York County Citizens Urge Rejection of Massive Rock Quarry
A group of residents and concerned citizens are calling on the York County Zoning Board of Appeals to reject a proposed granite quarry ahead of a January 13 public hearing.
The quarry operators filed a Special Exception application package for the proposed Langham Branch Creek Quarry with York County Zoning Division. The site, located on 1912 Benfield Road, is zoned as an Agricultural Conservation District.
If approved, this project will expand the current site ten times in size, turning the existing 34.4-acre sand mine to a 371.43-acre granite quarry until 2094. This project—which plans to impact 1,832 linear feet of a tributary associated with Fishing Creek and is in the known vicinity of several threatened or endangered species—will contain a 99.78-acre quarry area over 400 feet deep and a processing plant that borders private residences, a family dairy farm, and an industrial park.
More than 1,400 people have signed an online petition in opposition to the proposed quarry. The petition was organized by a group of surrounding property owners who have organized under the name Protect Fishing Creek – No Rock Quarry York County. The group is working to inform the community through in-person meetings, flyers, yard signs, Facebook group/posts, Nextdoor posts, and word of mouth.
“Would you like a quarry in your backyard? We don’t, and we need your help. The negative effects of a quarry will impact our entire community for multiple generations,” said group member Casey Shuler.
The group’s concerns are echoed by the South Carolina Environmental Law Project, a public interest environmental law firm, which submitted a letter (download below) on January 3 to the County over serious concerns about the project’s impacts to surrounding waters and other natural resources.

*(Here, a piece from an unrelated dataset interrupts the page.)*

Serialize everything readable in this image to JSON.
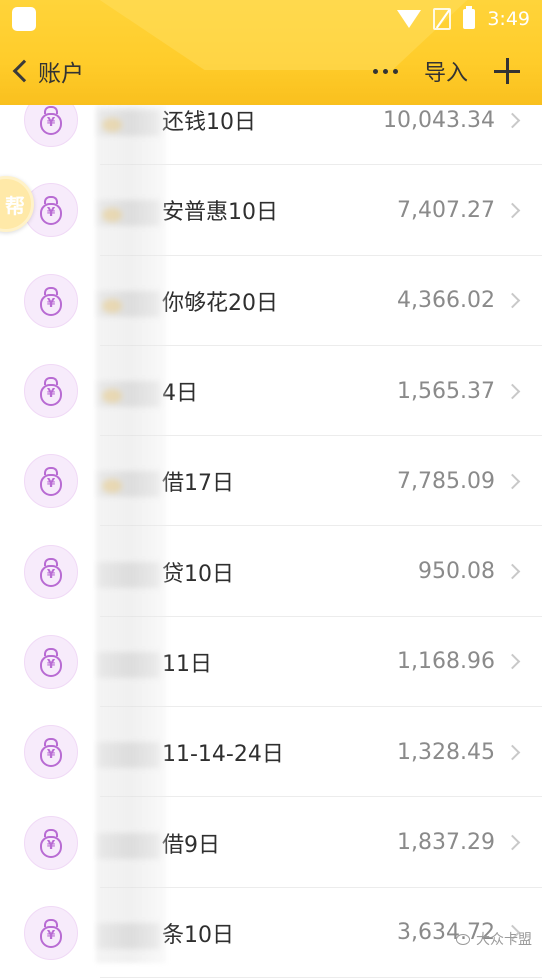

“My biggest concern is the tributary of Fishing Creek they propose to impact. The loss of nearly 2,000 feet of water is clearly an immense cost for York County,” said SCELP attorney Lauren Megill Milton, who submitted the letter on behalf of the group. “York County must weigh the balance between the quarry’s private gain and the public’s well-being. York is beautiful and my clients want to ensure that future generations can continue to rely on its clean air and waters.”
The group is encouraging the community to express their opposition to the quarry by signing the petition, by writing letters to or calling local representatives and county planning and Zoning officials. Their goal is for the community to be aware of the quarry plans, research the effects a granite mine and how it will affect the community.
"Start your new year on a positive note and help protect Fishing Creek!” Shuler added.